“I came up in the world with a pain in my back,
And I never could run with the wolves in the pack.”
There is something, I guess, quite voyeuristic in a way about enjoying hearing really personal lyrics. I’ve always been fascinated with the way Morrissey manages to make ugly feelings seem comforting or the way Shirley Manson managed to drag me through my teenage years kicking and screaming with her words of encouragement. Patti Smith taught me how to be tough. Lou Reed showed me how to find some comfort in who/what I am. Bob Dylan freed my mind. The Jesus And Mary Chain and Nick Cave defined love in ways no one else really ever has. There’s still this amount of honesty floating around in music. Finding it is tougher than it used to me. With those I mentioned it was always there. Nowadays it is quite hit and miss, but there are of course, exceptions. There’s one guy that’s been on my mind for quite some time now. I had to listen for a while to want to write something of worth. Whether or not it is, well..that’s up to whoever reads it. Numbers don’t mean much. That’s why I write as if I’m the only one reading.
Last week Ezra Furman’s new record came out, Day Of The Dog. It’s the definition of pure Rock & Roll. Some songs have a real 50s vibe to it (The Mall, a Paul Baribeau cover) yet others have a real ferocious feel to them (Tell ‘Em All To Go To Hell.) He portrays love, loss and everything that is involved in these two feelings in such a beautiful way. The Mall, even though it isn’t Ezra’s song, is one of the most heartbreaking and honest songs I’ve heard in a long time. You can really pick up the sadness here, and the sadness is so pure. “I am broken, wide open. Bleeding everywhere.” Sounds like it should be in a Hawthorne Heights song, right? Ezra sings it in a desperate way that makes you listen and really feel it. If anyone else did it, you’d probably tell them to fuck off. He’s got that loveable quality that is in someone who I really admire, Adam Green. He’s not afraid to be brutally honest. He doesn’t need to create pretentious prose in order for you to listen and to connect. Both are just brilliant musicians and lyricists.
As I listen to Day Of The Dog, it makes me glad that I stumble upon most music by accident. If I’ve not been emailed a band/demo, I usually find something by accident. Sometimes accidents are a good thing. Ezra plays with a glorious fury, and I think it is really clear on the song And Maybe God Is A Train. He’s got a Punk style to his words and music; he unleashes the frustrations of daily life out in a way that I wish I could. Pissed off at the government, lack of opportunities, the way people are shit to each other, the dullness of modern life- he just sums it all up in a way that may seem plain, but it hits you hard. You don’t need to sugarcoat situations at all, a great songwriter knows that. I think Ezra knows that. Slacker/Adria is one of the best songs I’ve heard this year, from a brutally honest kind of way. I think it is fair to say that this is probably Day Of The Dog could be the best thing Ezra has done so far.

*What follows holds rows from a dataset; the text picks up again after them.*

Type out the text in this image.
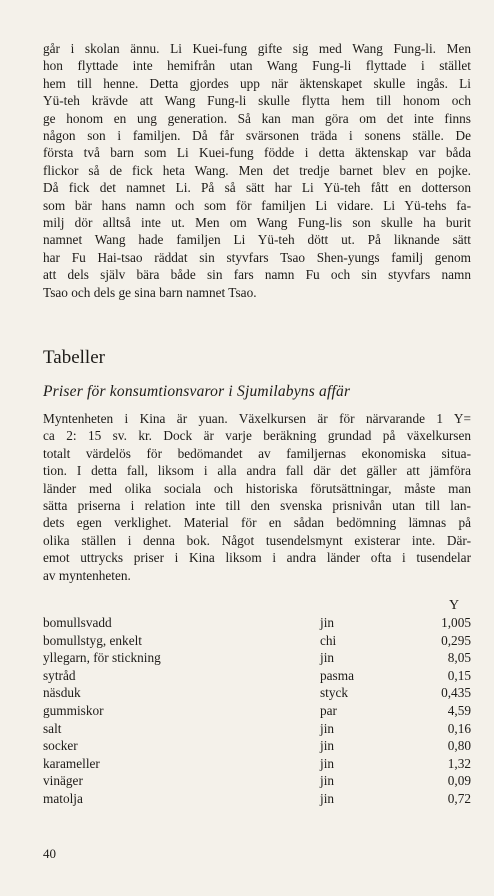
går i skolan ännu. Li Kuei-fung gifte sig med Wang Fung-li. Men
hon flyttade inte hemifrån utan Wang Fung-li flyttade i stället
hem till henne. Detta gjordes upp när äktenskapet skulle ingås. Li
Yü-teh krävde att Wang Fung-li skulle flytta hem till honom och
ge honom en ung generation. Så kan man göra om det inte finns
någon son i familjen. Då får svärsonen träda i sonens ställe. De
första två barn som Li Kuei-fung födde i detta äktenskap var båda
flickor så de fick heta Wang. Men det tredje barnet blev en pojke.
Då fick det namnet Li. På så sätt har Li Yü-teh fått en dotterson
som bär hans namn och som för familjen Li vidare. Li Yü-tehs fa-
milj dör alltså inte ut. Men om Wang Fung-lis son skulle ha burit
namnet Wang hade familjen Li Yü-teh dött ut. På liknande sätt
har Fu Hai-tsao räddat sin styvfars Tsao Shen-yungs familj genom
att dels själv bära både sin fars namn Fu och sin styvfars namn
Tsao och dels ge sina barn namnet Tsao.
Tabeller
Priser för konsumtionsvaror i Sjumilabyns affär
Myntenheten i Kina är yuan. Växelkursen är för närvarande 1 Y=
ca 2: 15 sv. kr. Dock är varje beräkning grundad på växelkursen
totalt värdelös för bedömandet av familjernas ekonomiska situa-
tion. I detta fall, liksom i alla andra fall där det gäller att jämföra
länder med olika sociala och historiska förutsättningar, måste man
sätta priserna i relation inte till den svenska prisnivån utan till lan-
dets egen verklighet. Material för en sådan bedömning lämnas på
olika ställen i denna bok. Något tusendelsmynt existerar inte. Där-
emot uttrycks priser i Kina liksom i andra länder ofta i tusendelar
av myntenheten.
Y
bomullsvadd	jin	1,005
bomullstyg, enkelt	chi	0,295
yllegarn, för stickning	jin	8,05
sytråd	pasma	0,15
näsduk	styck	0,435
gummiskor	par	4,59
salt	jin	0,16
socker	jin	0,80
karameller	jin	1,32
vinäger	jin	0,09
matolja	jin	0,72
40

Ezra is the kind of singer/songwriter those who want to make music should be listening to. He’s got the heart of Punk kid and the soul of a 50s Rock & Roll fanatic. The purity in his music is just magnificent. I’ve not really read any reviews about his music because for the most part, I dislike Music Journalists. The ones who just set up a blog or whatever and slag bands off- piss off. I studied Music Journalism at Uni, and I guess the degree I have serves no purpose, but people like Ezra are the reason as to why I don’t just love music; I need to have music playing. I need to find the next new band/singer that’s going to blow my mind or find an old band that make me realise yet again I was born at the wrong time. I should have been born in ’66 not ’86. I believe if you’re going to write about someone’s music, you should be passionate about it. If you don’t like it, don’t listen to it. Don’t write vicious words just to seem cool. Share the bands you love, and do it with love. If a band or singer are going to put their all into their music; you, as a writer of music, should put your all into writing about them.

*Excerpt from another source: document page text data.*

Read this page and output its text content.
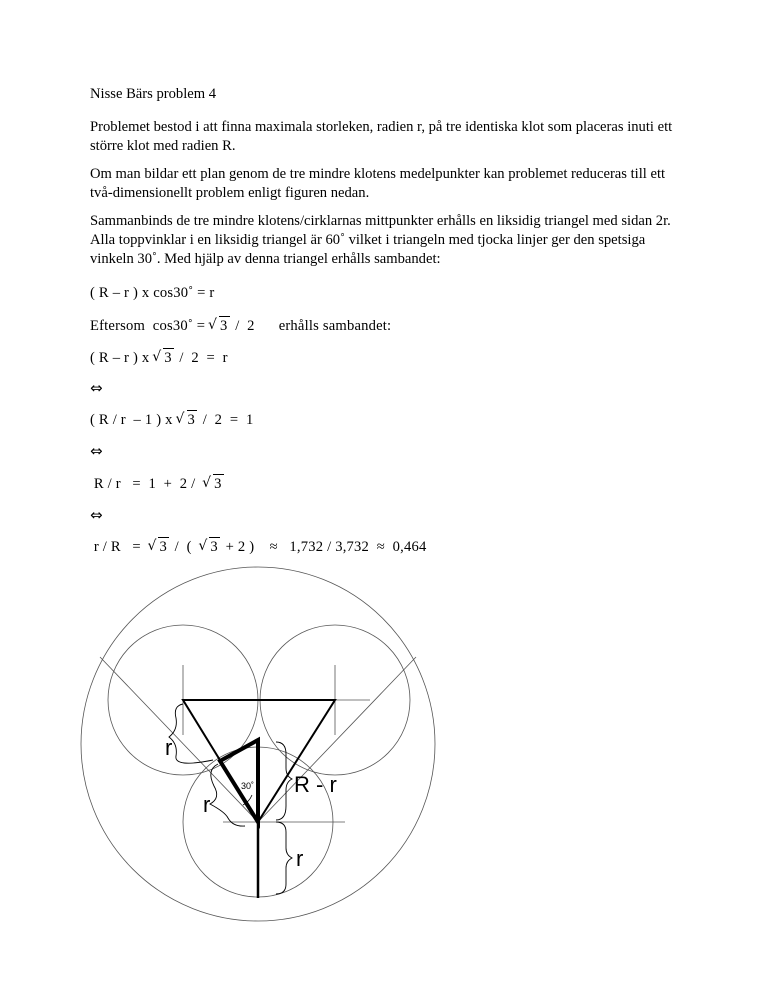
Nisse Bärs problem 4

Problemet bestod i att finna maximala storleken, radien r, på tre identiska klot som placeras inuti ett större klot med radien R.

Om man bildar ett plan genom de tre mindre klotens medelpunkter kan problemet reduceras till ett två-dimensionellt problem enligt figuren nedan.

Sammanbinds de tre mindre klotens/cirklarnas mittpunkter erhålls en liksidig triangel med sidan 2r. Alla toppvinklar i en liksidig triangel är 60˚ vilket i triangeln med tjocka linjer ger den spetsiga vinkeln 30˚. Med hjälp av denna triangel erhålls sambandet:

( R – r ) x cos30˚ = r
Eftersom  cos30˚ = √ 3  /  2 erhålls sambandet:
( R – r ) x √ 3  /  2  =  r
⇔
( R / r  – 1 ) x √ 3  /  2  =  1
⇔
R / r   =  1  +  2 /  √ 3
⇔
r / R   =  √ 3  /  (  √ 3  + 2 )    ≈   1,732 / 3,732  ≈  0,464
r
r
R - r
r
30˚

That’s why I respect and admire Ezra. He puts his all into his music and time and time again creates something beautiful. His voice, his music and his words are just perfect and unlike anything else around. Maybe Ezra is a hopeless romantic like the rest of us, but he words it all in a way that makes the pains of everyday life less daunting to carry around. I think Metric summed it up best on their song Front Row, “He’s not perfect, he’s my hero.”